Oooh, c'était technique en diable cette affaire là! Heureusement pour eux, Bob savait vulgariser. Il était lui-même un être très vulgaire, plus qu'il ne s'en doutait en fait. Il leur exposa des exemples très concrets de ce qu'il voulait dire.
- On pourra procéder par sondage. Soit au téléphone, soit en personne.
- Quel genre de sondage?
- Dans le monde du commerce au détail, par exemple, on pose des questions faciles au client, à sa sortie. Est-ce qu'il a bien identifié la porte d'entrée à son arrivée, est-ce qu'il a bien entendu la musique diffusée dans le magasin, est-ce qu'il a réussi à repérer un commis dans les cinq premières heures de ses emplettes, etc. Puis, on lui soumet un choix de réponses visant à évaluer son taux de satisfaction : satisfait, très satisfait, extrèmement satisfait, sublimement satisfait ou catatonique tellement la satisfaction a saturé son système nerveux.
- C'est génial! Qu'est-ce qu'on peut faire d'autre?
- Sur les boîtes de biscuits soda, on écrit "37% plus de saveur".
- Quoi d'autre?
- Pour les cotes d'écoute à la radio, on dit que notre station à la plus forte augmentation d'auditeurs dans le marché des 24 à 33 ans et demi de la région de la couronne urbaine métropolitaine, durant la première demi-heure de l'heure de pointe, entre mars et juillet, tous les mardis où c'est la pleine lune.
- Super! Quoi encore?
- Avec nos produits, on offre des porte-clés, des jouets en plastique et des gratteux qui permettent de gagner d'autres gratteux.
Ils commençaient à allumer sur le concept de l'approche client. Ils s'enthousiasmaient pour cette idée, au point d'en oublier à quel point ils étaient impatients de passer à l'étape varia. Bob reprit de plus belle.

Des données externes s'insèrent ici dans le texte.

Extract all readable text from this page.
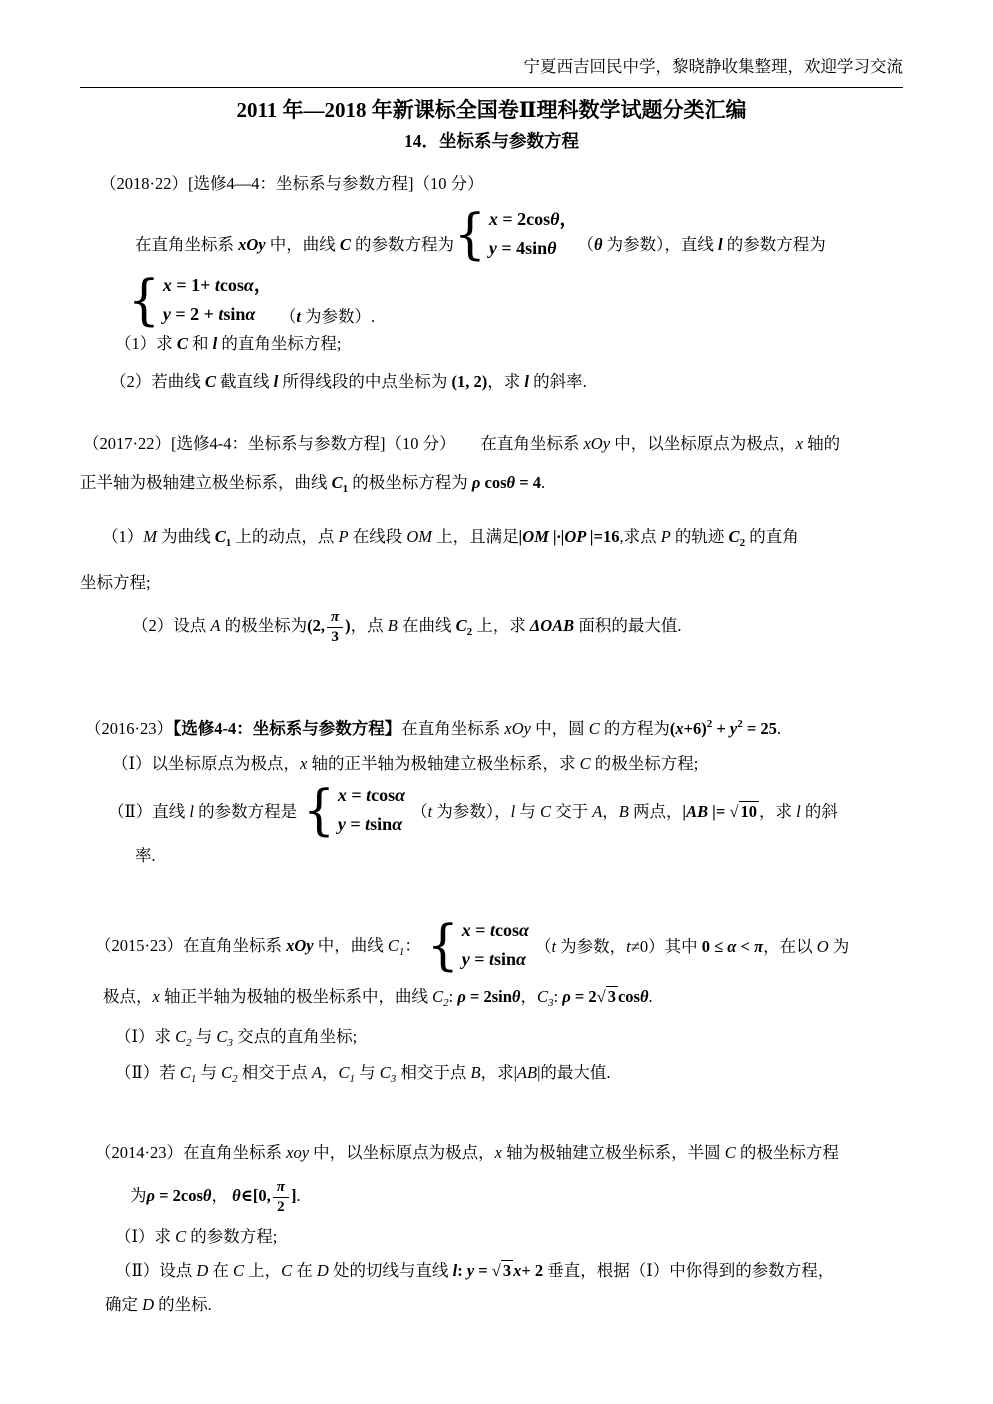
宁夏西吉回民中学，黎晓静收集整理，欢迎学习交流
2011 年—2018 年新课标全国卷Ⅱ理科数学试题分类汇编
14．坐标系与参数方程
（2018·22）[选修4—4：坐标系与参数方程]（10 分）
在直角坐标系 xOy 中，曲线 C 的参数方程为 { x = 2cosθ，
y = 4sinθ	（θ 为参数），直线 l 的参数方程为
{ x = 1+ tcosα，
y = 2 + tsinα	（t 为参数）.
（1）求 C 和 l 的直角坐标方程;
（2）若曲线 C 截直线 l 所得线段的中点坐标为 (1, 2)，求 l 的斜率.
（2017·22）[选修4-4：坐标系与参数方程]（10 分）　　在直角坐标系 xOy 中，以坐标原点为极点，x 轴的
正半轴为极轴建立极坐标系，曲线 $C_1$ 的极坐标方程为 ρ cosθ = 4.
（1）M 为曲线 $C_1$ 上的动点，点 P 在线段 OM 上，且满足|OM |·|OP |=16,求点 P 的轨迹 $C_2$ 的直角
坐标方程;
（2）设点 A 的极坐标为(2, $\frac{\pi}{3}$ )，点 B 在曲线 $C_2$ 上，求 ΔOAB 面积的最大值.
（2016·23）【选修4-4：坐标系与参数方程】在直角坐标系 xOy 中，圆 C 的方程为$(x+6)^2 + y^2 = 25$.
（Ⅰ）以坐标原点为极点，x 轴的正半轴为极轴建立极坐标系，求 C 的极坐标方程;
（Ⅱ）直线 l 的参数方程是 { x = tcosα
y = tsinα
（t 为参数），l 与 C 交于 A，B 两点，|AB |= √ 10 ，求 l 的斜
率.
（2015·23）在直角坐标系 xOy 中，曲线 $C_1$： { x = tcosα
y = tsinα
（t 为参数，t≠0）其中 0 ≤ α < π，在以 O 为
极点，x 轴正半轴为极轴的极坐标系中，曲线 $C_2$: ρ = 2sinθ，$C_3$: ρ = 2√ 3 cosθ.
（Ⅰ）求 $C_2$ 与 $C_3$ 交点的直角坐标;
（Ⅱ）若 $C_1$ 与 $C_2$ 相交于点 A，$C_1$ 与 $C_3$ 相交于点 B，求|AB|的最大值.
（2014·23）在直角坐标系 xoy 中，以坐标原点为极点，x 轴为极轴建立极坐标系，半圆 C 的极坐标方程
为ρ = 2cosθ， θ∈[0, $\frac{\pi}{2}$ ].
（Ⅰ）求 C 的参数方程;
（Ⅱ）设点 D 在 C 上，C 在 D 处的切线与直线 l: y = √ 3 x+ 2 垂直，根据（Ⅰ）中你得到的参数方程，
确定 D 的坐标.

- Le client est pas satisfait? Et bien, on va lui dire qu'il est satisfait parce qu'on s'arrange pour le satisfaire. À force de se le faire dire, il va le comprendre. Tout est dans la perception. À chaque fois qu'il ne sera pas content, on lui dira qu'on va le rendre content.
- En s'occupant de lui?
Celui-là était vraiment bouché.
- Non. En lui disant qu'on s'occupe de lui. Si on s'en occupe, on aura pas de temps pour lui DIRE qu'on s'occupe de lui et c'est ÇA qui est important.
Les murmures d'approbation indiquèrent à Bob qu'il avait fait mouche.
Ce jour là, Bob sortit de la réunion avec la satisfaction d'avoir semé la graine d'une révolution qui permettrait aux entreprises d'afficher des taux exceptionnels de satisfaction de leurs clientèles.
Et les clients, ils sont réellement satisfaits, vous demandez?
Mais ça peut pas faire autrement, on arrête pas de leur dire ad nauseam!
Z'AVEZ RIEN COMPRIS À LA RÉUNION, BORDEL!!!
Bon, allez en paix. J'espère que vous avez apprécié ce merveilleux conte de Noël.
Si vous n'êtes pas satisfait, faites-le moi savoir au 1-800-WHO-CARES.